Dans cette région, tous sont enfants et petits-enfants de mineurs, et tous sont allés au stade sur les épaules de leur père dès la maternelle.  En leur demandant de raconter, non pas les matches, mais leurs vécus dans le stade, Mohamed El Khatib leur permet de libérer leur parole. Mort des parents, misère sociale, Front National. La noirceur des corons est là à peine étouffée par les trompettes et cachée par les pompons forcements rouge et jaune, pardon, sang et or.

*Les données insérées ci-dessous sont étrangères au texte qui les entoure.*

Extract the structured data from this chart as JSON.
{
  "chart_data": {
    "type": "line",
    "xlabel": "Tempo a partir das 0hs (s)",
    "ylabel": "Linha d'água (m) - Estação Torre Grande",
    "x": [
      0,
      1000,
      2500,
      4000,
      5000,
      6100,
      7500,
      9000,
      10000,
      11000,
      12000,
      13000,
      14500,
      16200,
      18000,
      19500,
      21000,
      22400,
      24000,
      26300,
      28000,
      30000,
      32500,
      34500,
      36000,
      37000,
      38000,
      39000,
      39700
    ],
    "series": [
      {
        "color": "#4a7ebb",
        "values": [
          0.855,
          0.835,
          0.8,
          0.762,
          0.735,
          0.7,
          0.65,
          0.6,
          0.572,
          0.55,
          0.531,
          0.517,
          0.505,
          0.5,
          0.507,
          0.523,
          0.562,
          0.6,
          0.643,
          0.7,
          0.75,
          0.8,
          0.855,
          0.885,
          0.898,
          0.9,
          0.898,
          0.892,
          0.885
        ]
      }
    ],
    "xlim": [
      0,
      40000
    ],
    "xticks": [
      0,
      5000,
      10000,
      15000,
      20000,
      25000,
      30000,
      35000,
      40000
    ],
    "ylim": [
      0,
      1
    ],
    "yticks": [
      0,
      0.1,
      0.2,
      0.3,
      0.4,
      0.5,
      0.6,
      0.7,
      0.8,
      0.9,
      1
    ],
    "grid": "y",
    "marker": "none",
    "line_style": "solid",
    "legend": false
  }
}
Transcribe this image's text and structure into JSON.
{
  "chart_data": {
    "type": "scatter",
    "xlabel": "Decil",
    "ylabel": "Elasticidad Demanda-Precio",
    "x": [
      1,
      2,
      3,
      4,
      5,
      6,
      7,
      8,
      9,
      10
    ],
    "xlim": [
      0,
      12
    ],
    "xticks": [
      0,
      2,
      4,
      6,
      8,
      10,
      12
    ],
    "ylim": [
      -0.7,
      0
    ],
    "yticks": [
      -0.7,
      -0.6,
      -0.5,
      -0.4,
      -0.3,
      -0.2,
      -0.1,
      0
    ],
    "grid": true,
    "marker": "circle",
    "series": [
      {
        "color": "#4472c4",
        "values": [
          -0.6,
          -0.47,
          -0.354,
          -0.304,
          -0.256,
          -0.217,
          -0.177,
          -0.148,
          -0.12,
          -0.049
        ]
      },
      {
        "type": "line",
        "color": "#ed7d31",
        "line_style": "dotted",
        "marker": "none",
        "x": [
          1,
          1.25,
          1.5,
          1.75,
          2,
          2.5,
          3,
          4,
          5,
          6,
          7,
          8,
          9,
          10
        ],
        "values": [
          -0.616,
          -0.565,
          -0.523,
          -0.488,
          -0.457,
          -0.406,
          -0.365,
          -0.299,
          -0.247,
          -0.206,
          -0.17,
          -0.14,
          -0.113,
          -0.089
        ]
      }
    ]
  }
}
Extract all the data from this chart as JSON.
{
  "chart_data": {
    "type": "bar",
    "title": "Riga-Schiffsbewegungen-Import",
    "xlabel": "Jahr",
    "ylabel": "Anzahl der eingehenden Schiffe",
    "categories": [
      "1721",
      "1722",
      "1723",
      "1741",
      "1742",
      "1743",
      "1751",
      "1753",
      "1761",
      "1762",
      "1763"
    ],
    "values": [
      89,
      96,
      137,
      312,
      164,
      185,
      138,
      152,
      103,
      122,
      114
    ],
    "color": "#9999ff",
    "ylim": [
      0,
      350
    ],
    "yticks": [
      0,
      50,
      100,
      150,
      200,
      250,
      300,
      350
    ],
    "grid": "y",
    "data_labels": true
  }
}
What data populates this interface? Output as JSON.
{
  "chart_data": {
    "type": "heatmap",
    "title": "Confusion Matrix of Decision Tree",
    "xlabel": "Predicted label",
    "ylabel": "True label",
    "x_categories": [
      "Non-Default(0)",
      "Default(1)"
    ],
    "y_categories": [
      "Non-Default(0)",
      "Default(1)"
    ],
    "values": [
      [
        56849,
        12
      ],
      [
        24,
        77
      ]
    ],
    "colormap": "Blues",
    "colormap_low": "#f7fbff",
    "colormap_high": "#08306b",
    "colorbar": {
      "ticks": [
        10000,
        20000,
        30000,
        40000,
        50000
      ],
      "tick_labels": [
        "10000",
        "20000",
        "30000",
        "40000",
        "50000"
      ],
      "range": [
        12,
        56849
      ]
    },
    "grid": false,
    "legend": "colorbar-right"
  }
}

On se tient ici sur le fil entre le vulgaire et le radical, le pathétique et le superbe, tout le temps. Il nous scotche et nous saisit avec des images improbables. Il y a celle-ci : La baraque à frites dont le “Momo” en néon rouge donne un halo désespéré au plateau. Sur le côté, un club de mascottes tristement ridicules, l’un en lapin, l’autre en poule…et cet homme qui balance un immense drapeau fait par sa mère, morte depuis, à la main.

On éclate de rire souvent pourtant face à des punchlines glauques. Il y a cet arbitre, qui au lendemain de la mort se sa mère, s’est fait traité,non pas de fils de pute, comme d’habitude, mais d’orphelin de pute.  L’anecdote résume à elle seule l’exutoire que sont les tribunes avec une répartition des rôles qui donne un  sens à chacun, dans cette ville où le chômage atteint le record de 15%.

Mohamed El Khatib  qui propose trois spectacle au Festival d’Automne a, en trois ans, imposé un genre, celui de l’enquête théâtrale. Il sait alterner les témoignages filmés avec ceux au plateau, le vide d’une scène et les décors présents. Il est un artisan de l’équilibre et de l’émotion, du rire et des larmes. Il nous fait entendre avec intelligence la douleur des chants du stade.

“Nous on est là, nous on est là,

même si vous ne le méritez pas nous on est là !

Pour l’amour du maillot,

que vous portez sur le dos,

même si vous ne le méritez pas nous on est là !”

Stadium n’est donc pas un nouveau spectacle sur le foot, il y a eu, et des bons, il se range plutôt dans les thématiques de Pommerat, dans un genre très différent. Au noir et blanc du metteur en scène de Au Monde, lui impose les couleurs. Rouge et Jaune forcement. Sang et Or.